Circuit Breakers
Wallfacer uses circuit breakers to automatically pause automation when something goes wrong, preventing cascading failures. They self-heal once the problem resolves — no manual intervention required.
There are two independent systems: watcher breakers (per-automation) and the container breaker (runtime-level).
Watcher Breakers
Each automation watcher (Promote, Retry, Test, Submit, Catch Up, Refine) has its own circuit breaker. When a watcher encounters repeated errors, its breaker opens and suppresses that watcher while leaving all others running.
What you see
The header shows a Circuit Breakers section. When all watchers are healthy, it displays a green dot with "All healthy." When a breaker trips, a red indicator appears showing:
- The affected watcher name (e.g. "Promote", "Retry")
- How many consecutive failures occurred
- A countdown until the next retry attempt
- The error reason (hover for details)
What triggers a watcher breaker
A breaker opens when the watcher's internal logic encounters an error during its scan-and-act cycle. For example:
- The auto-promoter fails to launch a container
- The auto-retrier encounters an unexpected store error
- The auto-submitter fails to commit changes
How it recovers
Watcher breakers use exponential backoff:
| Failure # | Cooldown |
|---|---|
| 1st | 30 seconds |
| 2nd | 1 minute |
| 3rd | 2 minutes |
| 4th | 4 minutes |
| 5th+ | 5 minutes (cap) |
After each cooldown, the watcher tries again. A single success resets the breaker completely — the failure counter goes back to zero and the watcher resumes normal operation.
What still works
Watcher breakers only affect automated actions. You can still:
- Manually promote tasks from the board
- Manually trigger refinement or testing
- Use all other UI features normally
Automation toggles (Autopilot, Auto-test, etc.) remain independent of breaker state. The breaker is a transient safety layer, not a configuration change.
Container Breaker
The container breaker protects against the container runtime (Docker or Podman) being unavailable. If the runtime crashes, gets uninstalled, or the daemon stops, wallfacer stops trying to launch containers until the runtime recovers.
What triggers it
The container breaker opens after 5 consecutive runtime errors (configurable). Only true runtime failures count:
- Exit code 125 (container engine failure)
- Connection refused (daemon not running)
- Binary not found
Normal agent failures (exit codes 1–124) do not trip the breaker.
How it recovers
The container breaker uses a three-state model:
- Closed (normal): All container launches proceed.
- Open (tripped): All launches blocked for 30 seconds.
- Half-open (probing): One launch is allowed as a probe.
- If the probe succeeds → circuit closes, operations resume.
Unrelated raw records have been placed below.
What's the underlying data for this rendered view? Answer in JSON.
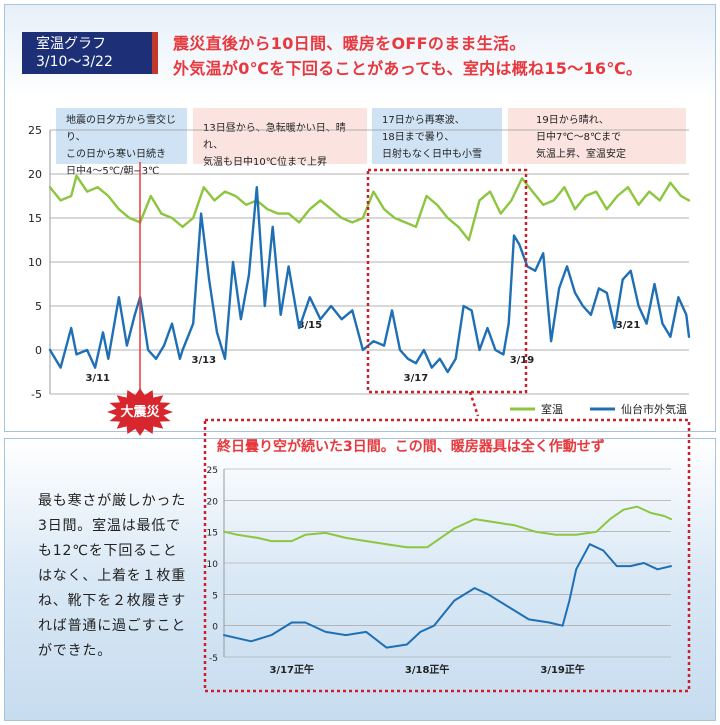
{
  "title_box": {
    "line1": "室温グラフ",
    "line2": "3/10〜3/22"
  },
  "headline": {
    "line1": "震災直後から10日間、暖房をOFFのまま生活。",
    "line2": "外気温が0℃を下回ることがあっても、室内は概ね15〜16℃。"
  },
  "annotations": [
    {
      "lines": [
        "地震の日夕方から雪交じり、",
        "この日から寒い日続き",
        "日中4〜5℃/朝−3℃"
      ],
      "style": "blue"
    },
    {
      "lines": [
        "13日昼から、急転暖かい日、晴れ、",
        "気温も日中10℃位まで上昇"
      ],
      "style": "pink"
    },
    {
      "lines": [
        "17日から再寒波、",
        "18日まで曇り、",
        "日射もなく日中も小雪"
      ],
      "style": "blue"
    },
    {
      "lines": [
        "19日から晴れ、",
        "日中7℃〜8℃まで",
        "気温上昇、室温安定"
      ],
      "style": "pink"
    }
  ],
  "earthquake_badge": "大震災",
  "callout_title": "終日曇り空が続いた3日間。この間、暖房器具は全く作動せず",
  "description": "最も寒さが厳しかった3日間。室温は最低でも12℃を下回ることはなく、上着を１枚重ね、靴下を２枚履きすれば普通に過ごすことができた。",
  "colors": {
    "indoor": "#8cc63f",
    "outdoor": "#1f6fb5",
    "accent": "#e8383d",
    "title_bg": "#1c2f77"
  },
  "chart_data": [
    {
      "type": "line",
      "yticks": [
        25,
        20,
        15,
        10,
        5,
        0,
        -5
      ],
      "ylim": [
        -5,
        25
      ],
      "xlim": [
        10.5,
        22.55
      ],
      "x_unit": "day of March (3/x)",
      "date_labels": [
        {
          "text": "3/11",
          "x": 11.4,
          "y": -3.5
        },
        {
          "text": "3/13",
          "x": 13.4,
          "y": -1.5
        },
        {
          "text": "3/15",
          "x": 15.4,
          "y": 2.5
        },
        {
          "text": "3/17",
          "x": 17.4,
          "y": -3.5
        },
        {
          "text": "3/19",
          "x": 19.4,
          "y": -1.5
        },
        {
          "text": "3/21",
          "x": 21.4,
          "y": 2.5
        }
      ],
      "series": [
        {
          "name": "室温",
          "color": "#8cc63f",
          "x": [
            10.5,
            10.7,
            10.9,
            11.0,
            11.2,
            11.4,
            11.6,
            11.8,
            12.0,
            12.2,
            12.4,
            12.6,
            12.8,
            13.0,
            13.2,
            13.4,
            13.6,
            13.8,
            14.0,
            14.2,
            14.4,
            14.6,
            14.8,
            15.0,
            15.2,
            15.4,
            15.6,
            15.8,
            16.0,
            16.2,
            16.4,
            16.6,
            16.8,
            17.0,
            17.2,
            17.4,
            17.6,
            17.8,
            18.0,
            18.2,
            18.4,
            18.6,
            18.8,
            19.0,
            19.2,
            19.4,
            19.6,
            19.8,
            20.0,
            20.2,
            20.4,
            20.6,
            20.8,
            21.0,
            21.2,
            21.4,
            21.6,
            21.8,
            22.0,
            22.2,
            22.4,
            22.55
          ],
          "y": [
            18.5,
            17,
            17.5,
            19.8,
            18,
            18.5,
            17.5,
            16,
            15,
            14.5,
            17.5,
            15.5,
            15,
            14,
            15,
            18.5,
            17,
            18,
            17.5,
            16.5,
            17,
            16,
            15.5,
            15.5,
            14.5,
            16,
            17,
            16,
            15,
            14.5,
            15,
            18,
            16,
            15,
            14.5,
            14,
            17.5,
            16.5,
            15,
            14,
            12.5,
            17,
            18,
            15.5,
            17,
            19.5,
            18,
            16.5,
            17,
            18.5,
            16,
            17.5,
            18,
            16,
            17.5,
            18.5,
            16.5,
            18,
            17,
            19,
            17.5,
            17
          ]
        },
        {
          "name": "仙台市外気温",
          "color": "#1f6fb5",
          "x": [
            10.5,
            10.7,
            10.9,
            11.0,
            11.2,
            11.35,
            11.5,
            11.6,
            11.8,
            11.95,
            12.1,
            12.2,
            12.35,
            12.5,
            12.65,
            12.8,
            12.95,
            13.0,
            13.2,
            13.35,
            13.5,
            13.65,
            13.8,
            13.95,
            14.1,
            14.25,
            14.4,
            14.55,
            14.7,
            14.85,
            15.0,
            15.2,
            15.4,
            15.6,
            15.8,
            16.0,
            16.2,
            16.4,
            16.6,
            16.8,
            16.95,
            17.1,
            17.25,
            17.4,
            17.55,
            17.7,
            17.85,
            18.0,
            18.15,
            18.3,
            18.45,
            18.6,
            18.75,
            18.9,
            19.05,
            19.15,
            19.25,
            19.35,
            19.5,
            19.65,
            19.8,
            19.95,
            20.1,
            20.25,
            20.4,
            20.55,
            20.7,
            20.85,
            21.0,
            21.15,
            21.3,
            21.45,
            21.6,
            21.75,
            21.9,
            22.05,
            22.2,
            22.35,
            22.5,
            22.55
          ],
          "y": [
            0,
            -2,
            2.5,
            -0.5,
            0,
            -2,
            2,
            -1,
            6,
            0.5,
            4,
            6,
            0,
            -1,
            0.5,
            3,
            -1,
            0,
            3,
            15.5,
            8,
            2,
            -1,
            10,
            3.5,
            8.5,
            18.5,
            5,
            14,
            4,
            9.5,
            2.5,
            6,
            3.5,
            5,
            3.5,
            4.5,
            0,
            1,
            0.5,
            4.5,
            0,
            -1,
            -1.5,
            0,
            -2,
            -1,
            -2.5,
            -1,
            5,
            4.5,
            0,
            2.5,
            0,
            -0.5,
            3,
            13,
            12,
            9.5,
            9,
            11,
            1,
            7,
            9.5,
            6.5,
            5,
            4,
            7,
            6.5,
            2.5,
            8,
            9,
            5,
            3,
            7.5,
            3,
            1.5,
            6,
            4,
            1.5
          ]
        }
      ]
    },
    {
      "type": "line",
      "yticks": [
        25,
        20,
        15,
        10,
        5,
        0,
        -5
      ],
      "ylim": [
        -5,
        25
      ],
      "xlim": [
        16.5,
        19.8
      ],
      "xtick_labels": [
        {
          "text": "3/17正午",
          "x": 17.0
        },
        {
          "text": "3/18正午",
          "x": 18.0
        },
        {
          "text": "3/19正午",
          "x": 19.0
        }
      ],
      "series": [
        {
          "name": "室温",
          "color": "#8cc63f",
          "x": [
            16.5,
            16.6,
            16.75,
            16.85,
            17.0,
            17.1,
            17.25,
            17.4,
            17.55,
            17.7,
            17.85,
            18.0,
            18.1,
            18.2,
            18.35,
            18.5,
            18.65,
            18.8,
            18.95,
            19.1,
            19.25,
            19.35,
            19.45,
            19.55,
            19.65,
            19.75,
            19.8
          ],
          "y": [
            15,
            14.5,
            14,
            13.5,
            13.5,
            14.5,
            14.8,
            14,
            13.5,
            13,
            12.5,
            12.5,
            14,
            15.5,
            17,
            16.5,
            16,
            15,
            14.5,
            14.5,
            15,
            17,
            18.5,
            19,
            18,
            17.5,
            17
          ]
        },
        {
          "name": "仙台市外気温",
          "color": "#1f6fb5",
          "x": [
            16.5,
            16.6,
            16.7,
            16.85,
            17.0,
            17.1,
            17.25,
            17.4,
            17.55,
            17.7,
            17.85,
            17.95,
            18.05,
            18.2,
            18.35,
            18.45,
            18.6,
            18.75,
            18.9,
            19.0,
            19.05,
            19.1,
            19.2,
            19.3,
            19.4,
            19.5,
            19.6,
            19.7,
            19.8
          ],
          "y": [
            -1.5,
            -2,
            -2.5,
            -1.5,
            0.5,
            0.5,
            -1,
            -1.5,
            -1,
            -3.5,
            -3,
            -1,
            0,
            4,
            6,
            5,
            3,
            1,
            0.5,
            0,
            4,
            9,
            13,
            12,
            9.5,
            9.5,
            10,
            9,
            9.5
          ]
        }
      ]
    }
  ],
  "legend": {
    "indoor": "室温",
    "outdoor": "仙台市外気温"
  }
}
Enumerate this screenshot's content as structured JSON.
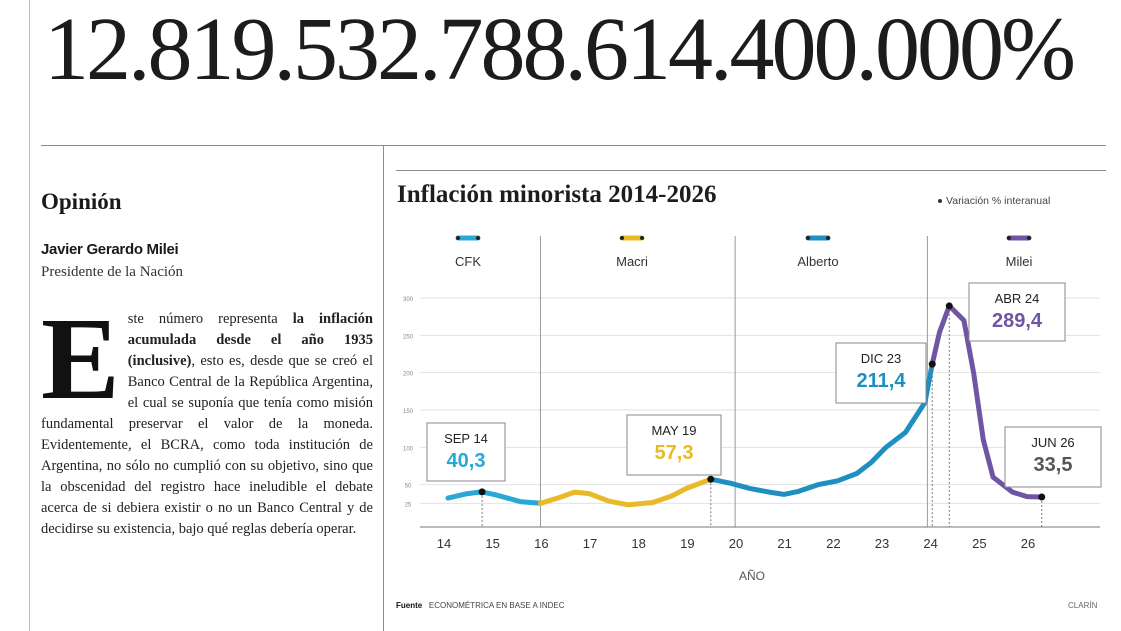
{
  "headline_number": "12.819.532.788.614.400.000%",
  "section": "Opinión",
  "author": {
    "name": "Javier Gerardo Milei",
    "role": "Presidente de la Nación"
  },
  "article": {
    "dropcap": "E",
    "lead_text": "ste número representa ",
    "lead_bold": "la inflación acumulada desde el año 1935 (inclusive)",
    "body": ", esto es, desde que se creó el Banco Central de la República Argentina, el cual se suponía que tenía como misión fundamental preservar el valor de la moneda. Evidentemente, el BCRA, como toda institución de Argentina, no sólo no cumplió con su objetivo, sino que la obscenidad del registro hace ineludible el debate acerca de si debiera existir o no un Banco Central y de decidirse su existencia, bajo qué reglas debería operar."
  },
  "chart_data": {
    "type": "line",
    "title": "Inflación minorista 2014-2026",
    "legend": "Variación % interanual",
    "xlabel": "AÑO",
    "x_ticks": [
      "14",
      "15",
      "16",
      "17",
      "18",
      "19",
      "20",
      "21",
      "22",
      "23",
      "24",
      "25",
      "26"
    ],
    "y_ticks": [
      "25",
      "50",
      "100",
      "150",
      "200",
      "250",
      "300"
    ],
    "ylim": [
      0,
      300
    ],
    "periods": [
      {
        "name": "CFK",
        "color": "#29a7d6"
      },
      {
        "name": "Macri",
        "color": "#e9b928"
      },
      {
        "name": "Alberto",
        "color": "#1f8fc2"
      },
      {
        "name": "Milei",
        "color": "#6f55a3"
      }
    ],
    "series": [
      {
        "color": "#29a7d6",
        "points": [
          [
            2014.0,
            32
          ],
          [
            2014.4,
            38
          ],
          [
            2014.7,
            40.3
          ],
          [
            2015.0,
            36
          ],
          [
            2015.5,
            27
          ],
          [
            2015.9,
            25
          ]
        ]
      },
      {
        "color": "#e9b928",
        "points": [
          [
            2015.9,
            25
          ],
          [
            2016.3,
            33
          ],
          [
            2016.6,
            40
          ],
          [
            2016.9,
            38
          ],
          [
            2017.3,
            28
          ],
          [
            2017.7,
            23
          ],
          [
            2018.2,
            26
          ],
          [
            2018.6,
            35
          ],
          [
            2018.9,
            45
          ],
          [
            2019.4,
            57.3
          ]
        ]
      },
      {
        "color": "#1f8fc2",
        "points": [
          [
            2019.4,
            57.3
          ],
          [
            2019.8,
            52
          ],
          [
            2020.2,
            45
          ],
          [
            2020.6,
            40
          ],
          [
            2020.9,
            37
          ],
          [
            2021.2,
            41
          ],
          [
            2021.6,
            50
          ],
          [
            2022.0,
            55
          ],
          [
            2022.4,
            65
          ],
          [
            2022.7,
            80
          ],
          [
            2023.0,
            100
          ],
          [
            2023.4,
            120
          ],
          [
            2023.8,
            160
          ],
          [
            2023.95,
            211.4
          ]
        ]
      },
      {
        "color": "#6f55a3",
        "points": [
          [
            2023.95,
            211.4
          ],
          [
            2024.1,
            254
          ],
          [
            2024.3,
            289.4
          ],
          [
            2024.6,
            270
          ],
          [
            2024.8,
            200
          ],
          [
            2025.0,
            110
          ],
          [
            2025.2,
            60
          ],
          [
            2025.6,
            40
          ],
          [
            2025.9,
            34
          ],
          [
            2026.2,
            33.5
          ]
        ]
      }
    ],
    "annotations": [
      {
        "label": "SEP 14",
        "value": "40,3",
        "color": "#29a7d6"
      },
      {
        "label": "MAY 19",
        "value": "57,3",
        "color": "#e9b928"
      },
      {
        "label": "DIC 23",
        "value": "211,4",
        "color": "#1f8fc2"
      },
      {
        "label": "ABR 24",
        "value": "289,4",
        "color": "#6f55a3"
      },
      {
        "label": "JUN 26",
        "value": "33,5",
        "color": "#555555"
      }
    ],
    "source_label": "Fuente",
    "source_text": "ECONOMÉTRICA EN BASE A INDEC",
    "credit": "CLARÍN"
  }
}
- If the probe fails → circuit reopens for another 30 seconds.
What you see
The container breaker is not directly shown in the UI. Its effects are visible as:
- Auto-promote stops picking up new tasks
- Auto-retry stops retrying tasks that failed due to container crashes
- The board appears to "pause" temporarily
Once the container runtime is available again, the next probe succeeds and everything resumes automatically.
The container breaker state is available via GET /api/debug/runtime
(the container_circuit field) for monitoring.
Configuration
Both breakers are configurable via process-level environment variables (set in your shell, systemd unit, or container environment):
| Variable | Default | Description |
|---|---|---|
WALLFACER_CONTAINER_CB_THRESHOLD |
5 | Consecutive runtime failures before the container breaker opens |
WALLFACER_CONTAINER_CB_OPEN_SECONDS |
30 | How long the container breaker stays open before probing |
Watcher breaker timing (30s base, 5min cap) is not currently configurable.
Design Rationale
Circuit breakers exist because wallfacer runs automation continuously in the background. Without them, a transient failure (e.g. Docker daemon restarting) would cause every watcher to spam failed attempts, flood logs, and potentially exhaust resources. The breakers provide automatic backoff and recovery with no user action needed.
Key design choices:
- Per-watcher isolation: A failure in auto-test does not affect auto-promote. Each watcher recovers independently.
- User actions bypass breakers: Manual operations always work, even when automation is paused.
- No manual reset: Breakers self-heal. The exponential backoff ensures recovery within 5 minutes at most. A manual reset could cause re-triggering of the same failure.
- Automatic, not configurable toggles: Breakers are a safety mechanism, not a user preference. They open and close based on runtime conditions.